In comparison to green card holders, U.S. citizens have greater earning potential and higher family incomes while their children on average go further in school, according to the Napa Valley Community Foundation.
A community with a high percentage of U.S. citizenship statistically also has a stronger economy, according to that data.
Citizenship helps to unite families. The timetable to emigrate a foreign spouse of a U.S. citizen into this country, for example, is much shorter than the wait and red tape involved in emigrating a green card holder’s wife or husband.
Anecdotal evidence locally — much of which was gathered through the community foundation’s outreach throughout the last year — would also suggest that legal immigrants who become U.S. citizens are more invested in their community and more likely to be involved in its future.
But becoming a citizen in this country is not easy — nor should it be.
It is expensive, arduous and requires, among other things, basic English-speaking ability.
Napa County lacks adequate resources to facilitate this process for its 9,000 legal immigrants. The One Napa Valley effort hopes to fill in those gaps and help those with the desire to become U.S. citizens work toward that goal.
That means guiding applicants through the paperwork. It means assisting them with the fees and the financial costs involved.
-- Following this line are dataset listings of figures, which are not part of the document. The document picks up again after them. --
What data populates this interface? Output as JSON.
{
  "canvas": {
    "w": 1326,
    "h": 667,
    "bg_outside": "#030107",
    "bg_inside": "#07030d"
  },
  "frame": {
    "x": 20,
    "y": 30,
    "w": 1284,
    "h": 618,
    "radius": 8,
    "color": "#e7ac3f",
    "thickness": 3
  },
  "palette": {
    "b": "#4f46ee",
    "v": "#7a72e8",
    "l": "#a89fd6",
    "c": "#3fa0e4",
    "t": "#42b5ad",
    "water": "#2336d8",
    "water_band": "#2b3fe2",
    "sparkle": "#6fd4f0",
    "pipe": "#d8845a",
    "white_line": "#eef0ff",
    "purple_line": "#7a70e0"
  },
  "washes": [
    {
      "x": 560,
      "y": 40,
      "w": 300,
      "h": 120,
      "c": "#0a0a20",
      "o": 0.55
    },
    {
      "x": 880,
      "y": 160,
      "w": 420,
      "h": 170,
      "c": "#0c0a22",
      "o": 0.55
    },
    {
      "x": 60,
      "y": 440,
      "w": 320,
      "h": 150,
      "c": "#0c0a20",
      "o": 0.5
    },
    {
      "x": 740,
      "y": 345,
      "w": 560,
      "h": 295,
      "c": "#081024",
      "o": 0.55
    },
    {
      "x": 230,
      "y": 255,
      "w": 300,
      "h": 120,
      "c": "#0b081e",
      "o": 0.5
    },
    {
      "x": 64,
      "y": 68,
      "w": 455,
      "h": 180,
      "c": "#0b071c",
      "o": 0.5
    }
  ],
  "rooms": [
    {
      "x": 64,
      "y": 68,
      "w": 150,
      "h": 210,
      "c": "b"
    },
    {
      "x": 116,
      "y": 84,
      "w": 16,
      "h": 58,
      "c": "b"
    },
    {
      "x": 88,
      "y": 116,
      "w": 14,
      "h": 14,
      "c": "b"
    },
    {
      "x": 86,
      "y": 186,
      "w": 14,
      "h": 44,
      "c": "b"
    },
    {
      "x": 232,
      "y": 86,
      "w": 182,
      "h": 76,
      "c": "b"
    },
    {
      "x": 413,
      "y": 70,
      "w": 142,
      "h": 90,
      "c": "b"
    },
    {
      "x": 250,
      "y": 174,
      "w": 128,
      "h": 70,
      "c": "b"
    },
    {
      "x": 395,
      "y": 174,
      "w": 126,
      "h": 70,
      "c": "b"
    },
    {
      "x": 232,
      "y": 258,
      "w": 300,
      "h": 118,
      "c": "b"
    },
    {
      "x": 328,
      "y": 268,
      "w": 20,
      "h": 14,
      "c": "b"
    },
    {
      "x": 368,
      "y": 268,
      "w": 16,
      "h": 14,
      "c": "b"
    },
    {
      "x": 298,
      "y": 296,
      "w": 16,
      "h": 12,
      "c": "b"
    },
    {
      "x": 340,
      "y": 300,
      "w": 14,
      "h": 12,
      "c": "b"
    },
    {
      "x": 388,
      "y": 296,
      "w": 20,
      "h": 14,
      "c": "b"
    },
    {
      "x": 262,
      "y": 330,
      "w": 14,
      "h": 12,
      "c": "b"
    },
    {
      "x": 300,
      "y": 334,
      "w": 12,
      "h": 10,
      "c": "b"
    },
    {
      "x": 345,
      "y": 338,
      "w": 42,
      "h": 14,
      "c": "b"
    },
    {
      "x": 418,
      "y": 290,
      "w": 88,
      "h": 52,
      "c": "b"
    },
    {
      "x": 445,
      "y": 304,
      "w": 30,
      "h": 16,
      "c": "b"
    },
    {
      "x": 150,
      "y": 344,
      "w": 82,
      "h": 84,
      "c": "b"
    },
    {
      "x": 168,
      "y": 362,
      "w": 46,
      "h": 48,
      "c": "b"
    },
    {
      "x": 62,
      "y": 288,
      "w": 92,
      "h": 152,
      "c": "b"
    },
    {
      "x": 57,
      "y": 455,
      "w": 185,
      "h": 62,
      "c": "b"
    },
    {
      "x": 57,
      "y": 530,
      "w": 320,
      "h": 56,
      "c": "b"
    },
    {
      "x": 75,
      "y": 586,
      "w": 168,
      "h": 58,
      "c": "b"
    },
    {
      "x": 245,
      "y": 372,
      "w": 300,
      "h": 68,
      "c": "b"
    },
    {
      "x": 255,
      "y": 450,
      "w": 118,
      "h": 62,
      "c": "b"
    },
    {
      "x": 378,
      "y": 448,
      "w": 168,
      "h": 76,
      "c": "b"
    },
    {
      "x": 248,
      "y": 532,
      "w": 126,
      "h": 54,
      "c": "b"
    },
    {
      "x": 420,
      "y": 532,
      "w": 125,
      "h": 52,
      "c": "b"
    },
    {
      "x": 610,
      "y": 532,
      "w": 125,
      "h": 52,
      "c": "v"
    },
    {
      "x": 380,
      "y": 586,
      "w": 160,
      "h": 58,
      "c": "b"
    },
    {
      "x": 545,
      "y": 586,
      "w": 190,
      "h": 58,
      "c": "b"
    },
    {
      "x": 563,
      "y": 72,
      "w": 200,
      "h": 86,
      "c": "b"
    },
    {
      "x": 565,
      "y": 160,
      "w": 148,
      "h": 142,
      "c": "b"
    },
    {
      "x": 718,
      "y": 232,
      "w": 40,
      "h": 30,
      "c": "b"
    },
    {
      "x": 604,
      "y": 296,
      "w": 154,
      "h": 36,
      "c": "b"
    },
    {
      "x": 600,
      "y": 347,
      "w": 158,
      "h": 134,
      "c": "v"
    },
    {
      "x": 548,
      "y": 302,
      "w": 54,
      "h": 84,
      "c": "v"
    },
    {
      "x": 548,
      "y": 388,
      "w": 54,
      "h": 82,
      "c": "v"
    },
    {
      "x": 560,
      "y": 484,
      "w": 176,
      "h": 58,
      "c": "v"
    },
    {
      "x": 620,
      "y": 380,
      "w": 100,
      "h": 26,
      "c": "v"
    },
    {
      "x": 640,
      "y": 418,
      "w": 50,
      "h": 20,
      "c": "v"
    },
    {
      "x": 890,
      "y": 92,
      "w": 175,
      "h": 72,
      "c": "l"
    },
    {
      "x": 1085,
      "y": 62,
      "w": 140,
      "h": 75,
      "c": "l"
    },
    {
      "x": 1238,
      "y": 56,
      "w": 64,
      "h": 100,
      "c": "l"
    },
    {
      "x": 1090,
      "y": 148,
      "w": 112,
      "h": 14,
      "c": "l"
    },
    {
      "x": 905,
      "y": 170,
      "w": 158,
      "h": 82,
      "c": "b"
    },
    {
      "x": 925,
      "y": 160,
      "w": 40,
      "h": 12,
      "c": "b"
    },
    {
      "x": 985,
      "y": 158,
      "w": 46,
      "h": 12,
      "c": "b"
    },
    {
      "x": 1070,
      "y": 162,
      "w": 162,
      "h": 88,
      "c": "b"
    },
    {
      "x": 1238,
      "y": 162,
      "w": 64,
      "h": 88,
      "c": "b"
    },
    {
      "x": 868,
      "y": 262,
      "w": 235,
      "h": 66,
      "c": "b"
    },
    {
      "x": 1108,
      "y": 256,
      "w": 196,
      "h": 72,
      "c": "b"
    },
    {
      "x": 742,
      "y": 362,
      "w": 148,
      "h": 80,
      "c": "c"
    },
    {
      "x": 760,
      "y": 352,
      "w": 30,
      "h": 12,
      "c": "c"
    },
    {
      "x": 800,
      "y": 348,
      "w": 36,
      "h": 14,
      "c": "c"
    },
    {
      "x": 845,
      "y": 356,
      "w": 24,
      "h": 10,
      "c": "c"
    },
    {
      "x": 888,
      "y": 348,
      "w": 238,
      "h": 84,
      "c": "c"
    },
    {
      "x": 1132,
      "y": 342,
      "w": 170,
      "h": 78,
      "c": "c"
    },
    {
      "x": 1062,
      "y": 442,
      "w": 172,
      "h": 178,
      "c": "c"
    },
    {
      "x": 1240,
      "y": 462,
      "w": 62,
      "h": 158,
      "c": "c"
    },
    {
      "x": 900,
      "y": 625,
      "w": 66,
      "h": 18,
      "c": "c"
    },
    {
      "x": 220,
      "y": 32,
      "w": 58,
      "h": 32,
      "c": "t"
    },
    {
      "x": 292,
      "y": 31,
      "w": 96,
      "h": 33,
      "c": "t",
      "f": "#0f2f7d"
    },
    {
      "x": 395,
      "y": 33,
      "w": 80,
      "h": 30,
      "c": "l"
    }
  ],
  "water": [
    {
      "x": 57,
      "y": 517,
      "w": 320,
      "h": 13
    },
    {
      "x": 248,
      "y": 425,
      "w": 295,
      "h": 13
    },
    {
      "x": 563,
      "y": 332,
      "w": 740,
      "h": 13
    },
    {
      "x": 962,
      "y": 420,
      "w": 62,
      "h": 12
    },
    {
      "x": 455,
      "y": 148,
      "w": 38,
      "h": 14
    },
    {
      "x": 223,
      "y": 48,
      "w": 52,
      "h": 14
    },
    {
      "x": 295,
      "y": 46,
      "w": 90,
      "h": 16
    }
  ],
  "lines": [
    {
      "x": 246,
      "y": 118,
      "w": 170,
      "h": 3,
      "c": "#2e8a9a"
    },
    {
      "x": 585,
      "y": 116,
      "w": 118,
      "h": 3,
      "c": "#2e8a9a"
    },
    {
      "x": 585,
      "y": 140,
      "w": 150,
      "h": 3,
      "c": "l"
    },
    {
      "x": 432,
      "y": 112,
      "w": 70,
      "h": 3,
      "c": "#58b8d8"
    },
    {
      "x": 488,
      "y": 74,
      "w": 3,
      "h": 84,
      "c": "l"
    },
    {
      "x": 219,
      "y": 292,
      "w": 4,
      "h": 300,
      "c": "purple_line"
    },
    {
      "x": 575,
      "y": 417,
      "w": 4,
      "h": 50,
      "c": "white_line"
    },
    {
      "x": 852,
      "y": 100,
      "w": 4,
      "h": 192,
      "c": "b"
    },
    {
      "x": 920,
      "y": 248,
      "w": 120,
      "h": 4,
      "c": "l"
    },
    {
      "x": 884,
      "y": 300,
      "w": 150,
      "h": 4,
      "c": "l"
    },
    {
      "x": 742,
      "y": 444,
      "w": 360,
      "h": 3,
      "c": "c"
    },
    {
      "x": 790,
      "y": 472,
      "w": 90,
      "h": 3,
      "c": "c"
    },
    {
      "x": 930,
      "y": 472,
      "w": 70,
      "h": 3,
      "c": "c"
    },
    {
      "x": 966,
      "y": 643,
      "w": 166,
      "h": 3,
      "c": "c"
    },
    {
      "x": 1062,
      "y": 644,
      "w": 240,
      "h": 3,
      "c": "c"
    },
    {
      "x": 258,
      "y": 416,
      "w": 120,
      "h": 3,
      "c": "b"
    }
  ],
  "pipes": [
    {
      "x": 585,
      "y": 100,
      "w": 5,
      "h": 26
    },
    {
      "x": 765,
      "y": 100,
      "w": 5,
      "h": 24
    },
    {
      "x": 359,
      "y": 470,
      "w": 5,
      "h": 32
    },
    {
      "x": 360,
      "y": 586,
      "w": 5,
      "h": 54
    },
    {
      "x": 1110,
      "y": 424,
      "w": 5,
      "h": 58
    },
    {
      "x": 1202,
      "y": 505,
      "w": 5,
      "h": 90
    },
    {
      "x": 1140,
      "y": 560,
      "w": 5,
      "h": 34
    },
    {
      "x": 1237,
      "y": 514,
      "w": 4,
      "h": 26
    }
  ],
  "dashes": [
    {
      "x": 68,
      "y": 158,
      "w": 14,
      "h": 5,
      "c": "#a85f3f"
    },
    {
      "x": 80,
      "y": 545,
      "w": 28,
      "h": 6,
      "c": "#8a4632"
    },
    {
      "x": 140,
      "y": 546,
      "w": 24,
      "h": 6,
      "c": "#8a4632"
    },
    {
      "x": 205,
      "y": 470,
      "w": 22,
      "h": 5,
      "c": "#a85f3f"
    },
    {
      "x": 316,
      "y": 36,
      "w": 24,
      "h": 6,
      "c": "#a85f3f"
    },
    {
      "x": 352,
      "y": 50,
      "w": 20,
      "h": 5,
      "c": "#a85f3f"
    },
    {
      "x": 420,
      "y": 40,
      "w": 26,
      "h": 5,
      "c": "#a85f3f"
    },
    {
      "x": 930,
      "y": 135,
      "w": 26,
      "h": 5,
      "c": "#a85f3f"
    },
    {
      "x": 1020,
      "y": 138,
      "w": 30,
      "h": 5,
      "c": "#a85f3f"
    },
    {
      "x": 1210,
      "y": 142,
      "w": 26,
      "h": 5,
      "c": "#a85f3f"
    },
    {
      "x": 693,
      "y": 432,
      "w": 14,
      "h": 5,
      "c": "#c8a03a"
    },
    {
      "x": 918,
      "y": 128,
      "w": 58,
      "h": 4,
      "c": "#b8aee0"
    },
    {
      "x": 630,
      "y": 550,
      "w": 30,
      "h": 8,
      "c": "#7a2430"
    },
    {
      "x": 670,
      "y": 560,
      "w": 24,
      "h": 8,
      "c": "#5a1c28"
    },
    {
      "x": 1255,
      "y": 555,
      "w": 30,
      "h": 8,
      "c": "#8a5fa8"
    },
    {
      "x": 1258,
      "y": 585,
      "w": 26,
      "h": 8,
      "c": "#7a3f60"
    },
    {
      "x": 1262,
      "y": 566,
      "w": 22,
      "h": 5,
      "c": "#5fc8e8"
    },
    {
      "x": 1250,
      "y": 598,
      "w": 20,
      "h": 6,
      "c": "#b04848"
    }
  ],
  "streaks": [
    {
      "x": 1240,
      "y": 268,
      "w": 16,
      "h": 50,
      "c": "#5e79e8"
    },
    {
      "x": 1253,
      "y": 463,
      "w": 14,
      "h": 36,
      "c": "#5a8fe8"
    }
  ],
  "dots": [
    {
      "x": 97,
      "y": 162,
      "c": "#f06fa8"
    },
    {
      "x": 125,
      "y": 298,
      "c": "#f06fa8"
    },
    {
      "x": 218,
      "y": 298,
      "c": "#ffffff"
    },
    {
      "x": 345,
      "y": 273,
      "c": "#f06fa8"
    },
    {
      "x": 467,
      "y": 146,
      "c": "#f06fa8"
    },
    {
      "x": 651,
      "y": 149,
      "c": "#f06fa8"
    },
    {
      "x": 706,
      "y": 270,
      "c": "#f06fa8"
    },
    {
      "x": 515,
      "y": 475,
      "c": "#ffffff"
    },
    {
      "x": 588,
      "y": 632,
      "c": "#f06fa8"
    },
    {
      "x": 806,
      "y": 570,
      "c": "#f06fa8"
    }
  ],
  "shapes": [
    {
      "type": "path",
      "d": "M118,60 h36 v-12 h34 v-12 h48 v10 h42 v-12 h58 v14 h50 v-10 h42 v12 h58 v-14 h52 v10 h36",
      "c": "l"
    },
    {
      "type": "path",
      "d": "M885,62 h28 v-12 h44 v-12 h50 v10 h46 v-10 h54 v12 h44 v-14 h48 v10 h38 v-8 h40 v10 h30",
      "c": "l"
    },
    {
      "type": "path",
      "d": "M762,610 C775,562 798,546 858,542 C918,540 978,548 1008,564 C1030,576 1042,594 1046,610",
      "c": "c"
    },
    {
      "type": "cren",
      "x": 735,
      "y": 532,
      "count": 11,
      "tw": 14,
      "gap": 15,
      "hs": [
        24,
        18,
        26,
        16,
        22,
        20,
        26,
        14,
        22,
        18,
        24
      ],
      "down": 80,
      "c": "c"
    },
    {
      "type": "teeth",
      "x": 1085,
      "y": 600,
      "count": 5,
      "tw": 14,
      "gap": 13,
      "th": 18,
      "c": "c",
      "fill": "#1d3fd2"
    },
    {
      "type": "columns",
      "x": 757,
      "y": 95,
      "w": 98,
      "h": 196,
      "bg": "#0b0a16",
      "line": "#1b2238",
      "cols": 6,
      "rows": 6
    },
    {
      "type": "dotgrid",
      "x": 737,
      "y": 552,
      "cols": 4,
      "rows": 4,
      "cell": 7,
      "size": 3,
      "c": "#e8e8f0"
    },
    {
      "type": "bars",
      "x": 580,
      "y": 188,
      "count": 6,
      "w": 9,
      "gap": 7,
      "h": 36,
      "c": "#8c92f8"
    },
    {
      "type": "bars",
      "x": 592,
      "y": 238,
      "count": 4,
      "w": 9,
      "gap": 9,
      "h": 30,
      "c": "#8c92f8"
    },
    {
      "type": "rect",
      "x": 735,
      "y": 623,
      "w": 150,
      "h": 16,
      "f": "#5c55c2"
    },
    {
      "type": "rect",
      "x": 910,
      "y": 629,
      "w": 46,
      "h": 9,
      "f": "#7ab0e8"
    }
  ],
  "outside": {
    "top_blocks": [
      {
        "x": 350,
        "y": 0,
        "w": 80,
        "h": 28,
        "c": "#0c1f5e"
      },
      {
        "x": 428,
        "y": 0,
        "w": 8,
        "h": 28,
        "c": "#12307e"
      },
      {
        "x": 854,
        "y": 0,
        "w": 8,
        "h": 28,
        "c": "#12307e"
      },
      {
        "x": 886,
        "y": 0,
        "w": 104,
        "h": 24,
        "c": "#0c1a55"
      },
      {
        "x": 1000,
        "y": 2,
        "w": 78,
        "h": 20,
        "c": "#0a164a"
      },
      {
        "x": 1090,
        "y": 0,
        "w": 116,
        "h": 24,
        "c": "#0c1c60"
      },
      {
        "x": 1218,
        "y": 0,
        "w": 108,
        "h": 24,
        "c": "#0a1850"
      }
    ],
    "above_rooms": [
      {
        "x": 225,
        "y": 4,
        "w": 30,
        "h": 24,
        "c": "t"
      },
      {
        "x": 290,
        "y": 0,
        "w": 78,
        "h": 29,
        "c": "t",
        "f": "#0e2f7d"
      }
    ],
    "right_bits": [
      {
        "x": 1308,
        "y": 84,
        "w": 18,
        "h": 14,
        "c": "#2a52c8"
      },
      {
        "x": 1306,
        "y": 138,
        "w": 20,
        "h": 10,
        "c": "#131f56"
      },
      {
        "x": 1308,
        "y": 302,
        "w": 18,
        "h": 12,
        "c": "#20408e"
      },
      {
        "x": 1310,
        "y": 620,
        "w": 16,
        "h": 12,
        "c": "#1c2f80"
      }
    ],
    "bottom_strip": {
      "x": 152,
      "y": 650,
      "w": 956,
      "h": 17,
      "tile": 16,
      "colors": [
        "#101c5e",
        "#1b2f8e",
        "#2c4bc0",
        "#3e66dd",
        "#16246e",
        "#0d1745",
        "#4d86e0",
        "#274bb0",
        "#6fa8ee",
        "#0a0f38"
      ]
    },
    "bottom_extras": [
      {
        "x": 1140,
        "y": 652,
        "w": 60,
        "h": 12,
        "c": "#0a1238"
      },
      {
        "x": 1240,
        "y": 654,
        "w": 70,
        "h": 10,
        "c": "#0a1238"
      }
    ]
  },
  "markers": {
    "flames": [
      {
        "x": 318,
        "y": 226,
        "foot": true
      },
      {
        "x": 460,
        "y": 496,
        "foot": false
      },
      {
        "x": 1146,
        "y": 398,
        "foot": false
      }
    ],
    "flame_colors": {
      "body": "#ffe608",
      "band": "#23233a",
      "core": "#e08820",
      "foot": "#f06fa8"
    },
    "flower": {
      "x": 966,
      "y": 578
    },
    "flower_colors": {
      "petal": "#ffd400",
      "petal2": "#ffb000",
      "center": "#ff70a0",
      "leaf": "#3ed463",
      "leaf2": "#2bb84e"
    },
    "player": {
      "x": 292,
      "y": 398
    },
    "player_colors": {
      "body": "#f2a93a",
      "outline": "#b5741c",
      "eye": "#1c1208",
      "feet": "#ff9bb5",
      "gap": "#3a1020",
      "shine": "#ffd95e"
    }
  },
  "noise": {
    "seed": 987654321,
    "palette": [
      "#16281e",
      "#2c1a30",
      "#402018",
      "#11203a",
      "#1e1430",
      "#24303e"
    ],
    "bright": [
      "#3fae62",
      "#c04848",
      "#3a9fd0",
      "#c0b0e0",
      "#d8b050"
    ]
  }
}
And it means providing them the necessary tools — like English proficiency — to ensure their application is successful.
Legal immigrants who have a true desire to become United States citizens deserve every opportunity to explore that process. Lowering the barriers that may have previously prevented those efforts deserves universal support.
They live here. They work here. They support our economy. If they want to become citizens, we should do everything we can to support them. It will benefit all of us.
We are a country of immigrants and should applaud those who passionately want to become Americans.
The One Napa Valley Initiative is investing $1 million over the next three years to aid that journey. Much of that money will be dedicated to underfunded, undermanned nonprofits already immersed in this valuable work throughout the valley, such as Puertas Abiertas.
But not all of that $1 million is in hand. Fundraising continues, and the foundation is accepting donations through its website at napavalleycf.org.
It is a worthy cause capable of making a lasting positive impact in the Napa Valley, where answers on how best to embrace our diversity should always be welcome.